Appleby, who earned a B.A. at Stanford University, an M.A. at the University of California, Santa Barbara, and a Ph.D. at Claremont Graduate University, began teaching at San Diego State University in 1967. In 1981, she was appointed professor of history at the University of California, Los Angeles, where she taught until retirement in 2001. In 1990-1991, she served as the Harmsworth Professor of American History at Oxford University, where she was a fellow of Queen’s College.

The complex relationship between the American public and the country’s professional historians has fascinated Appleby. She has presided over the Organization of American Historians, the American Historical Association, and the Society for the History of the Early Republic. As cofounder of the History News Service, she initiated a program to facilitate historians writing op-ed essays for newspapers. In her career as an historian of the founding era in the United States, she has worked to promote an understanding of the past that can help Americans deal more sanely with the present.

In her dissertation, “An American Pamphlet in Paris,” Appleby studied the career of an American publication in the opening debates of the French Revolution, a project that encompassed the foreign service of John Adams and Thomas Jefferson. Her first book, Ideology and Economic Thought in Seventeenth-Century England, won the 1978 Berkshire Prize. In 1982, New York University invited her to give the Phelps Lectures, which were published as Capitalism and A New Social Order: The Jeffersonian Vision of the 1790s.
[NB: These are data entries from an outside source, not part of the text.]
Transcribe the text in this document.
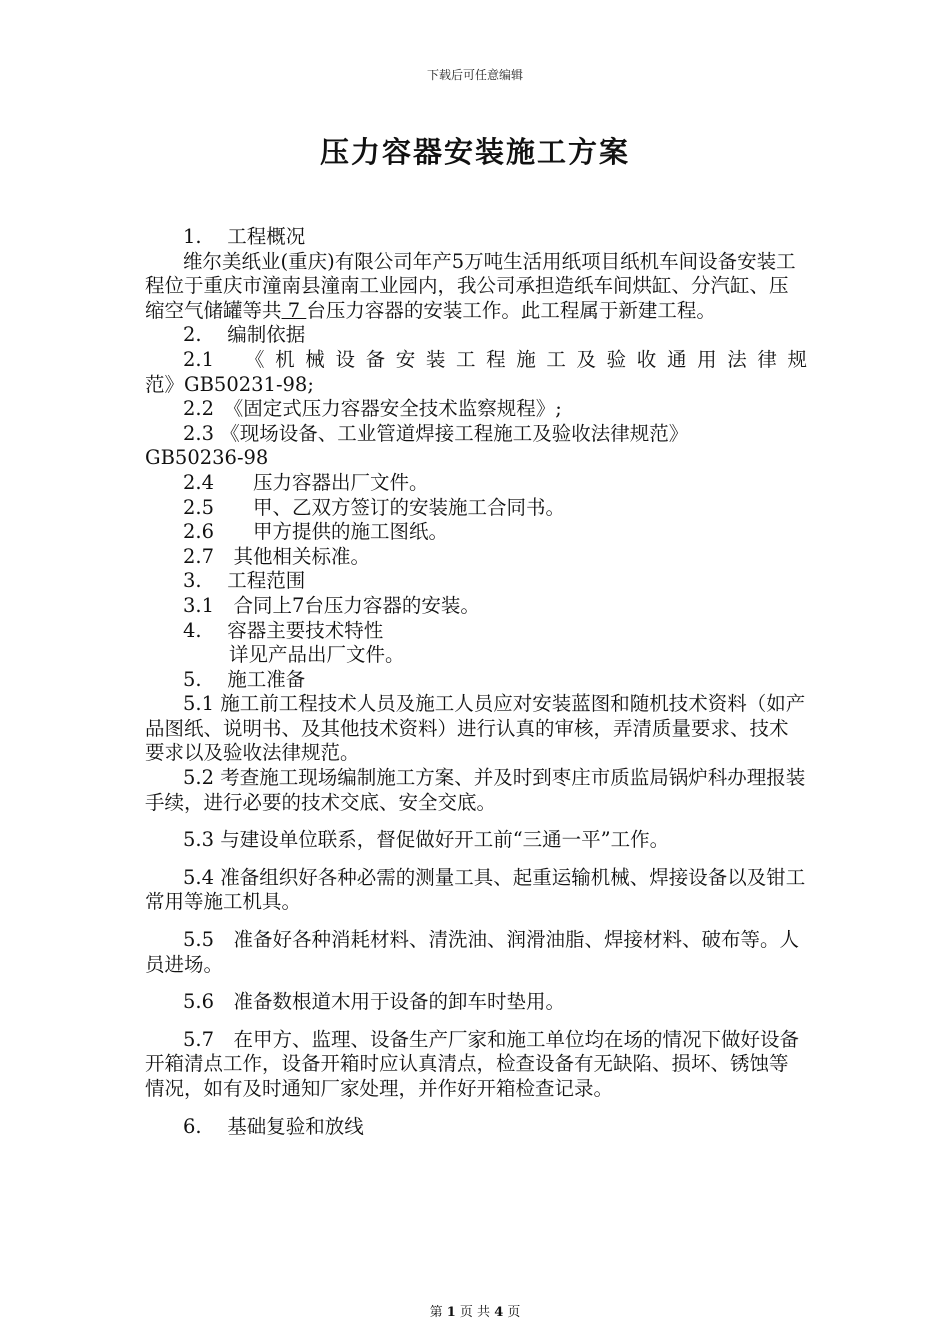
下载后可任意编辑
压力容器安装施工方案

1.　 工程概况

维尔美纸业(重庆)有限公司年产5万吨生活用纸项目纸机车间设备安装工程位于重庆市潼南县潼南工业园内，我公司承担造纸车间烘缸、分汽缸、压缩空气储罐等共 7 台压力容器的安装工作。此工程属于新建工程。

2.　 编制依据

2.1　《机械设备安装工程施工及验收通用法律规

范》GB50231-98;

2.2　《固定式压力容器安全技术监察规程》;

2.3 《现场设备、工业管道焊接工程施工及验收法律规范》

GB50236-98

2.4　　压力容器出厂文件。

2.5　　甲、乙双方签订的安装施工合同书。

2.6　　甲方提供的施工图纸。

2.7　其他相关标准。

3.　 工程范围

3.1　合同上7台压力容器的安装。

4.　 容器主要技术特性

详见产品出厂文件。

5.　 施工准备

5.1 施工前工程技术人员及施工人员应对安装蓝图和随机技术资料（如产品图纸、说明书、及其他技术资料）进行认真的审核，弄清质量要求、技术要求以及验收法律规范。

5.2 考查施工现场编制施工方案、并及时到枣庄市质监局锅炉科办理报装手续，进行必要的技术交底、安全交底。

5.3 与建设单位联系，督促做好开工前“三通一平”工作。

5.4 准备组织好各种必需的测量工具、起重运输机械、焊接设备以及钳工常用等施工机具。

5.5　准备好各种消耗材料、清洗油、润滑油脂、焊接材料、破布等。人员进场。

5.6　准备数根道木用于设备的卸车时垫用。

5.7　在甲方、监理、设备生产厂家和施工单位均在场的情况下做好设备开箱清点工作，设备开箱时应认真清点，检查设备有无缺陷、损坏、锈蚀等情况，如有及时通知厂家处理，并作好开箱检查记录。

6.　 基础复验和放线

第 1 页 共 4 页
She gave the Becker Lectures at Cornell University in 1984.

Her abiding interest in the interacting economic and intellectual history of the American revolutionary era led to the publication of Liberalism and Republicanism in Historical Perspective, a collection of essays that appeared in 1992. Moving beyond the revolutionary era was her study of the lives and careers of those Americans born after 1776. Inheriting the Revolution: The First Generation of Americans came out in 2000. She has also written a presidential biography of Jefferson.

The challenge that postmodernism poses to historians became the central theme of Telling the Truth about History which Appleby wrote with Margaret Jacob and Lynn Hunt in 1994. Her A Restless Past, published in 2004, contains a collection of presidential addresses and essays. After retirement, The Relentless Revolution: A History of Capitalism appeared in 2010.

In 1980 Appleby was named to the Council of the Institute of Early American History and Culture at Williamsburg; she acted as chair from 1983 to 1986. She served on the Smithsonian Institution Council from 1993 to 2001. She is a member of the American Philosophical Society, the American Academy of Arts and Sciences, and the British Academy.